Lanai-The Archipelago’s Exclusive Enclave

The most recently developed island for tourism in the Hawaiian archipelago may be the smallest, but with that petite size comes exclusivity. In the past few decades, the former pineapple plantation island of Lanai, just 9 miles (14km) across the channel from Maui ©, has become a luxury playground that still has much of its precious local flavor intact. When you stay on Lanai, you get the sublime feeling that this Hawaiian island belongs to you—at least for a week or so.
The state tourism board has given Lanai the sobriquet of “Hawaii’s Most Enticing Island,” because Lanai (140 sq. miles/363 sq. km, with 18 miles/29km of unspoiled sandy beaches) is basically the private province of the guests who can pony up the cash to stay at its two five-star resorts—there aren’t many other accommodations options here. (Many say that Lanai really “arrived” as Hawaii’s enclave for the rich when Bill Gates rented out the Manele Bay resort for his 1994 nuptials.) In exchange for the hefty price tag of your hotel room, you’ll have free rein of the island’s outdoor activities (hiking and four-wheeling to the heights of Lanai are de rigueur, along with swimming and exploring along the 47-mile/76km coast) and an intimate window on local life in the island’s one and only town, Lanai City. Lanai City was originally the village that supported the workers of the Dole Pineapple Plantation (closed in 1992), and some institutions there, like the Lanai Plantation Store (aka Lanai City Service), which is ground zero for island gossip and groceries, feel like a time warp.
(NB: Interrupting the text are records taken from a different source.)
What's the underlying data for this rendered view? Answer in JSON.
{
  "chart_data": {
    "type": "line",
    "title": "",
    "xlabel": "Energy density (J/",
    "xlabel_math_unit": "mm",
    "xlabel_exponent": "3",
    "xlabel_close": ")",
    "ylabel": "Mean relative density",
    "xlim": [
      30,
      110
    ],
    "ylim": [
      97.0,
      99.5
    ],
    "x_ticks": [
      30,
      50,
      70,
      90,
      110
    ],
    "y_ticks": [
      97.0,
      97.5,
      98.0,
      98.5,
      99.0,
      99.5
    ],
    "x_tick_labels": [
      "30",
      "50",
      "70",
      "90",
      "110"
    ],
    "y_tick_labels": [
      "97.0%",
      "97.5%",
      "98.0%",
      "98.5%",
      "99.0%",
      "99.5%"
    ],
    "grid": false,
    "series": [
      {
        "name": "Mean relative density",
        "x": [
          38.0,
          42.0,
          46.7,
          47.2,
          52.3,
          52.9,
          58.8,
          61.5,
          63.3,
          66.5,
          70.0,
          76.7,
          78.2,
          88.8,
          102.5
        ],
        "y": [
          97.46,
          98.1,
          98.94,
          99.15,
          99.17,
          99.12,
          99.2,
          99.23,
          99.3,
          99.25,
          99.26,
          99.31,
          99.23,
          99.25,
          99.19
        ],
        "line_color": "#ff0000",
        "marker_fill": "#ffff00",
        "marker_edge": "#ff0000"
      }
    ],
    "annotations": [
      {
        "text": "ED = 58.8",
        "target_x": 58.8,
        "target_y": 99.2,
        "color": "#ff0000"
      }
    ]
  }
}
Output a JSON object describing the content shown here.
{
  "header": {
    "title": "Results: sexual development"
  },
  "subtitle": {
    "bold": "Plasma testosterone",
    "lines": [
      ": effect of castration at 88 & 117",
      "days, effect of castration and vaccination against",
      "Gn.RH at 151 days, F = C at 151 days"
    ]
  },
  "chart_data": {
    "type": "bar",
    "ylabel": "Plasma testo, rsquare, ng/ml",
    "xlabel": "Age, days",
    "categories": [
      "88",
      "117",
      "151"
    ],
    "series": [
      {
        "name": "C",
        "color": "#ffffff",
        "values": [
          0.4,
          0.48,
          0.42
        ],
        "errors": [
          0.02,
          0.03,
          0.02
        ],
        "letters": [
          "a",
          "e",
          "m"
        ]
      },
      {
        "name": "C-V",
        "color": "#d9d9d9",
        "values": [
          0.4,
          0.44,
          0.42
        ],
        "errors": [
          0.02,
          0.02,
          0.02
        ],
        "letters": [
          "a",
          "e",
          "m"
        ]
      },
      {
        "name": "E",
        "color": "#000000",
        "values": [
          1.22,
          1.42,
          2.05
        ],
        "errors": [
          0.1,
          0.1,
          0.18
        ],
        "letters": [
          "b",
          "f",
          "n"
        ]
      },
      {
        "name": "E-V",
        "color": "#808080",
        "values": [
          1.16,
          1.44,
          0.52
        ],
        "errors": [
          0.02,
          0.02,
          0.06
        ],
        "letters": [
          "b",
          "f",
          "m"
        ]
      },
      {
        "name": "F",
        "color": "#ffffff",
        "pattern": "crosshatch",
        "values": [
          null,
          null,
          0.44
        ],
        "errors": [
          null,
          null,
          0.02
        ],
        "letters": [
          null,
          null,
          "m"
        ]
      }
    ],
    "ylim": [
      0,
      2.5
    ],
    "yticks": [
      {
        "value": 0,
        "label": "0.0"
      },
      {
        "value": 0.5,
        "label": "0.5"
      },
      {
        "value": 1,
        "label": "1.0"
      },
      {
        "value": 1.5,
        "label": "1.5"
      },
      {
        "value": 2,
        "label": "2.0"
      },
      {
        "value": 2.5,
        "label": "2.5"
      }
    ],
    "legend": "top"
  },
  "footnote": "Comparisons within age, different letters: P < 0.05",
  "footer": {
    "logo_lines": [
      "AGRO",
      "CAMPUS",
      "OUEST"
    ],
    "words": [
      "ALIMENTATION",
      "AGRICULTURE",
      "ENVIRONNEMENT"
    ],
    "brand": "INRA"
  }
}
On the southern side of Lanai, Hulopoe Bay has one of Hawaii’s best all-around beaches, a stunning crescent of golden sand backed by palms, picnic facilities, and clear, cobalt blue water great for snorkeling in summer. Nearby is one of the island’s two luxury resorts, the Four Seasons at Manele Bay ; the other property is also a Four Seasons, the inland, plantation-style Lodge at Koele Beachcombers should head to Shipwreck Beach, on the northeast coast, a windswept stretch of sand unsuitable for swimming but with evocative remains of the many vessels that have foundered offshore over the years.
Running for 7 miles (11km) up and over the top of Lanai’s highest point, Mount Lanaihale (3,368 ft./1,027m), the Munro Trail is a must for hikers or off-road vehicles, and provides wonderful views of neighboring Maui. Perhaps Lanai’s most unique and unusual sight is the so-called Garden of the Gods at Keahiakawelo, a garden of strange rock stacks set amid a barren landscape; come at sunset for the best color and light effects. Lanai also has two championship golf courses, attached to the two resorts; the oceanfront Challenge at Manele course was designed by Jack Nicklaus, while the upcountry Experience at Koele course is a Greg Norman masterpiece incorporating tropical geography and lofty views.
If you don’t care to spend Four Seasons levels of money for the privilege of overnighting on Lanai, you can also visit the island as a day trip from Maui with the 45-minute passenger ferry from Lahaina (much easier than flying from Maui). Unless you’re going with an organized tour group, it’s best to get a rental car with four-wheel-drive upon arrival in Lanai and a good map or set of directions from a local: Most of Lanai’s best attractions are at the end of unmarked or dirt roads.